This chapter reminds me of chapter 5 in a way - like that chapter, it consists primarily of conversation, and its function is largely to sort things out and tell us who is going to do what. The big question that the chapter deals with is, of course, "who is Strider?" But also discussed are Butterbur's character, the movements of the Black Riders, and what the Hobbits are to do next.

In a way, the chapter is a temporary decrease in tension. Despite Sam's suspicion, it is not all that hard for the reader to guess at the outset that Strider will turn out to be a friend; the suspense surrounding his character in chapter 9 dissipates fairly quickly. The chapter then is not so much about playing with the reader's opinion of Strider as it is about the logic of the Hobbits' acceptance of him. And this logic is handled rather neatly with Gandalf's letter. The suspense is then re-ignited with Merry's entrance and news of the Black Riders.

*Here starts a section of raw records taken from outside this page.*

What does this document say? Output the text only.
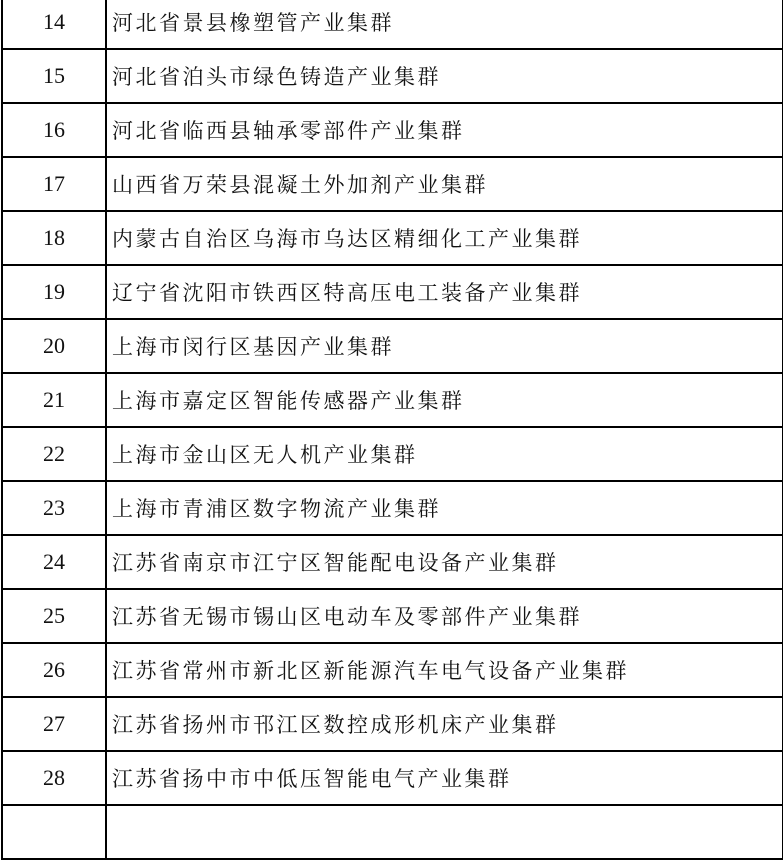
14	河北省景县橡塑管产业集群
15	河北省泊头市绿色铸造产业集群
16	河北省临西县轴承零部件产业集群
17	山西省万荣县混凝土外加剂产业集群
18	内蒙古自治区乌海市乌达区精细化工产业集群
19	辽宁省沈阳市铁西区特高压电工装备产业集群
20	上海市闵行区基因产业集群
21	上海市嘉定区智能传感器产业集群
22	上海市金山区无人机产业集群
23	上海市青浦区数字物流产业集群
24	江苏省南京市江宁区智能配电设备产业集群
25	江苏省无锡市锡山区电动车及零部件产业集群
26	江苏省常州市新北区新能源汽车电气设备产业集群
27	江苏省扬州市邗江区数控成形机床产业集群
28	江苏省扬中市中低压智能电气产业集群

So we have a whole chapter more or less devoted to establishing Aragorn as a character. I think this is interesting, as Aragorn is, I have always felt, one of the flatter characters in the book. I don't mean that in a pejorative way. He is a flat character in the tradition of great flat characters like Aeneas and Beowulf. It's not that he is poorly characterized, just that he does not have the same sort of psychological hook as Turin or Gollum or even Frodo. So why a whole chapter devoted to characterizing him? Well, part of it is that because he is a flat character, one chapter is sufficient. Aragorn's character is almost completely laid out very quickly here (even if his real identity is not yet clear to the Hobbits), whereas, for example, Frodo's is not fully explored until the end of the book.

Strider's character is even boiled down rather nicely to a single phrase. Frodo says that a servant of the enemy would "look fair and feel foul"; Strider really does "look foul and feel fair". He looks foul in the sense that he looks the way we would expect an enemy to look - he sits mysteriously in the corner of the common room; he even scrambles over the gate as a "dark figure" and melts "into the shadows below". But as soon as he begins speaking, his true nature becomes evident. The way he speaks is simply not the way enemies speak in Tolkien's universe.